Spectrum, frequency, and genotype-phenotype of mutations in SPATA7

Abstract

Purpose: To describe the mutation spectrum of SPATA7 and associated ocular phenotypes.

Methods: As part of a continuing examination of the genetic basis of inherited ophthalmic diseases, sequencing variations in SPATA7 were identified in sequencing data from 5,090 probands. Mutations in SPATA7 were identified in 12 Chinese patients from ten families. Family history and clinical data were examined in detail in these patients. To evaluate possible gene-specific fundus changes, the results were combined with data from 66 patients from 50 families previously reported in the literature.

Results: Seven homozygous or compound heterozygous mutations, including two novel mutations (c.367C>T, p.Q123* and c.1083-2A>G) and five known mutations in SPATA7, were identified in ten families, including six families with Leber congenital amaurosis (LCA), three families with juvenile retinitis pigmentosa, and one family with early-onset high myopia. These families accounted for approximately 2.2% (6/269) of LCA and 0.4% (10/2,252) of inherited retinal dystrophies in this case series. A combined analysis of data from the present study and data from 60 families reported in the literature showed that 93.3% (112/120) of mutant alleles were truncation mutations, whereas only about 5.0% were missense mutations, and 1.7% were non-frameshift indels. Common SPATA7-associated fundus changes, including narrow arterioles, a relatively well-preserved macular region, and widespread RPE atrophy resulting in diffuse mottled hypopigmentation in the midperipheral retina, were identified in this cohort and in patients in the literature. Missense mutations were not associated with specific phenotypic features or severity.

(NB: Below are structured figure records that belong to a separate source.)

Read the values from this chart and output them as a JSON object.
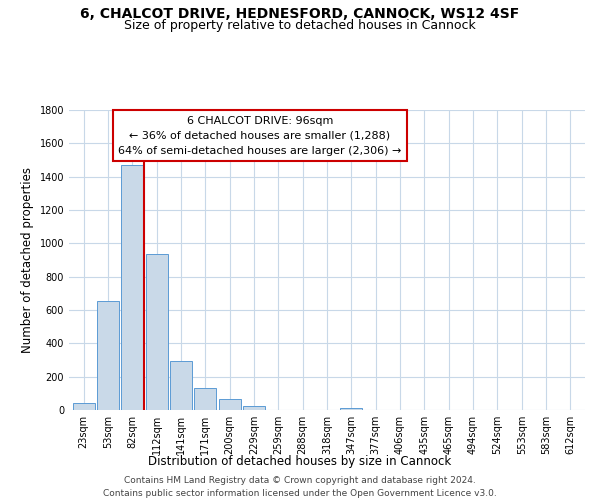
{
  "title": "6, CHALCOT DRIVE, HEDNESFORD, CANNOCK, WS12 4SF",
  "subtitle": "Size of property relative to detached houses in Cannock",
  "xlabel": "Distribution of detached houses by size in Cannock",
  "ylabel": "Number of detached properties",
  "bar_labels": [
    "23sqm",
    "53sqm",
    "82sqm",
    "112sqm",
    "141sqm",
    "171sqm",
    "200sqm",
    "229sqm",
    "259sqm",
    "288sqm",
    "318sqm",
    "347sqm",
    "377sqm",
    "406sqm",
    "435sqm",
    "465sqm",
    "494sqm",
    "524sqm",
    "553sqm",
    "583sqm",
    "612sqm"
  ],
  "bar_values": [
    40,
    655,
    1470,
    935,
    295,
    130,
    65,
    22,
    3,
    0,
    0,
    13,
    0,
    0,
    0,
    0,
    0,
    0,
    0,
    0,
    0
  ],
  "bar_color": "#c9d9e8",
  "bar_edge_color": "#5b9bd5",
  "vline_x": 2.5,
  "vline_color": "#cc0000",
  "annotation_text": "6 CHALCOT DRIVE: 96sqm\n← 36% of detached houses are smaller (1,288)\n64% of semi-detached houses are larger (2,306) →",
  "annotation_box_color": "#ffffff",
  "annotation_box_edge": "#cc0000",
  "ylim": [
    0,
    1800
  ],
  "yticks": [
    0,
    200,
    400,
    600,
    800,
    1000,
    1200,
    1400,
    1600,
    1800
  ],
  "footnote": "Contains HM Land Registry data © Crown copyright and database right 2024.\nContains public sector information licensed under the Open Government Licence v3.0.",
  "bg_color": "#ffffff",
  "grid_color": "#c8d8e8",
  "title_fontsize": 10,
  "subtitle_fontsize": 9,
  "axis_label_fontsize": 8.5,
  "tick_fontsize": 7,
  "annotation_fontsize": 8,
  "footnote_fontsize": 6.5
}
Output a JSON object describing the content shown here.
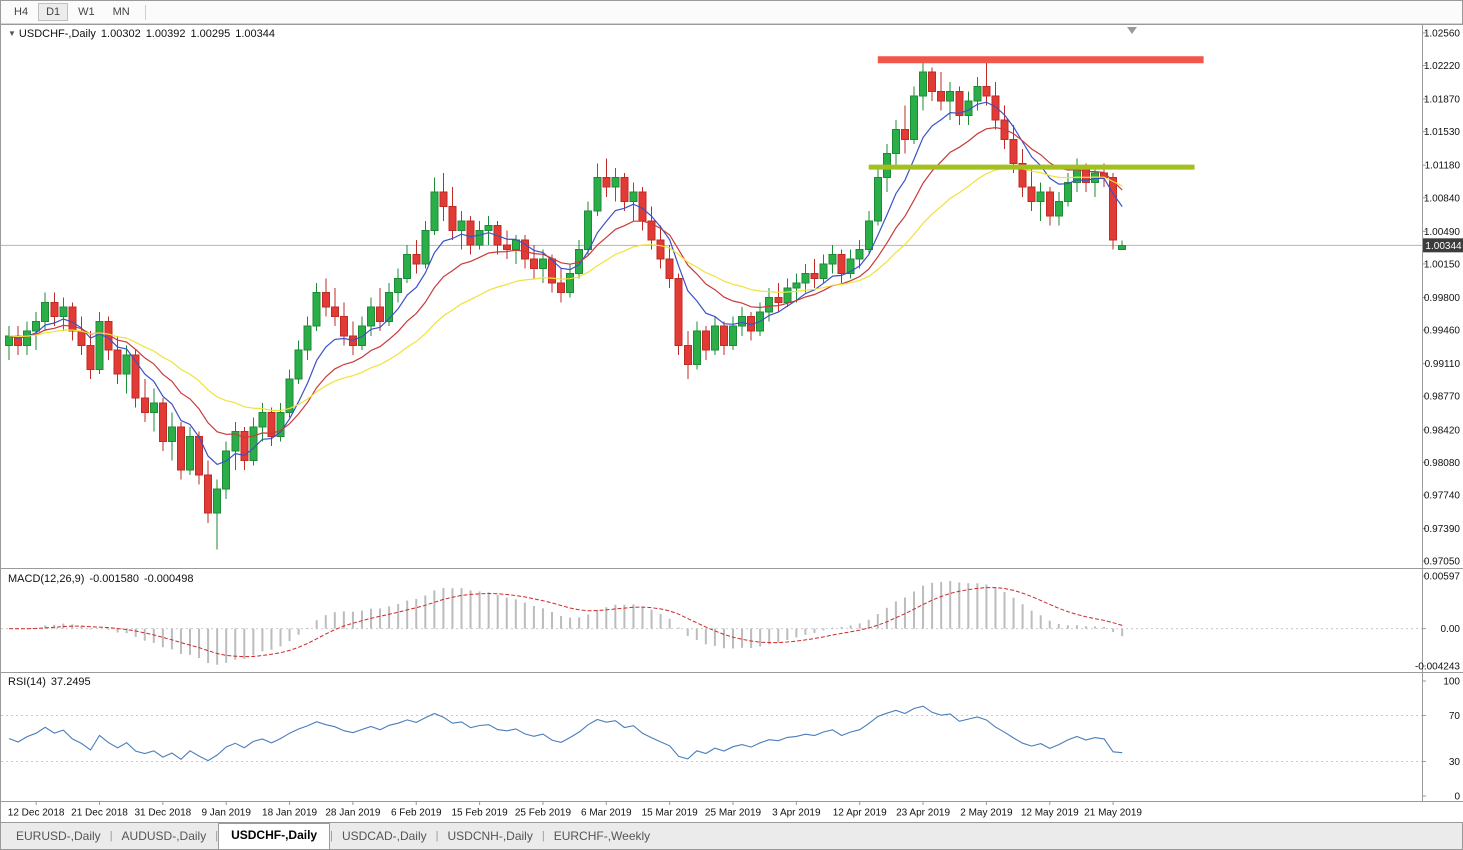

Conclusions: Narrow arterioles, a relatively well-preserved macular region, and widespread RPE atrophy resulting in diffuse mottling hypopigmentation in the midperipheral retina may be considered early and common fundus changes specific to SPATA7-associated retinopathy. The fact that similar mutations result in varied phenotypes points to the existence of other potential modifiers of the disease. Uncovering the identity of these modifiers might aid the development of novel treatments.

Figure 1

Pedigrees of ten families with biallelic mutations in SPATA7. The arrow indicates the proband in each family. The affected individuals are shown as filled squares (male) or circles (female). Mutations are listed under each family, and their segregation in families is shown in the pedigrees.

Figure 2

Fundus images from patients with biallelic mutations in SPATA7. Representative fundus images show yellowish-white frosted degeneration in the midperiphery in patient F01-II:1 (A and B) and yellowish-white sand-like deposits in the midperiphery sparing the inferior area close to the optic fissure (C–F), in addition to yellowish-white mottled degeneration in the midperiphery (G–I). The homozygous novel mutation c.367C>T was identified in the F05-II:1, which is highlighted in red in G and H.

Figure 3

Fundus images showing age-dependent changes in a patient (F07-II:1). The fundus appeared nearly normal in the posterior area, with a few minor grayish-white spots in the midperiphery at the age of 3 years and 5 months (A), and progressed to significant yellowish-white spots in the midperiphery at the age of 7 years and 5 months (B, C). By the age of 8 years and 7 months, diffuse mottling hypopigmentation, with a few small intraretinal pigments, was visible (D–I). Mild salt-and-pepper-like changes were observed (E, H).

Figure 4

A schematic diagram of the mutation spectrum frequency in SPATA7. The two horizontal bars represent the coding regions based on two alternative splicing isoforms. Most loss-of-function mutations are listed on the top of the upper bar. A gross deletion involving the first five exons, four missense mutations, and two in-frame deletions are listed under the upper bar. The line height indicates the number of mutated alleles in 60 families.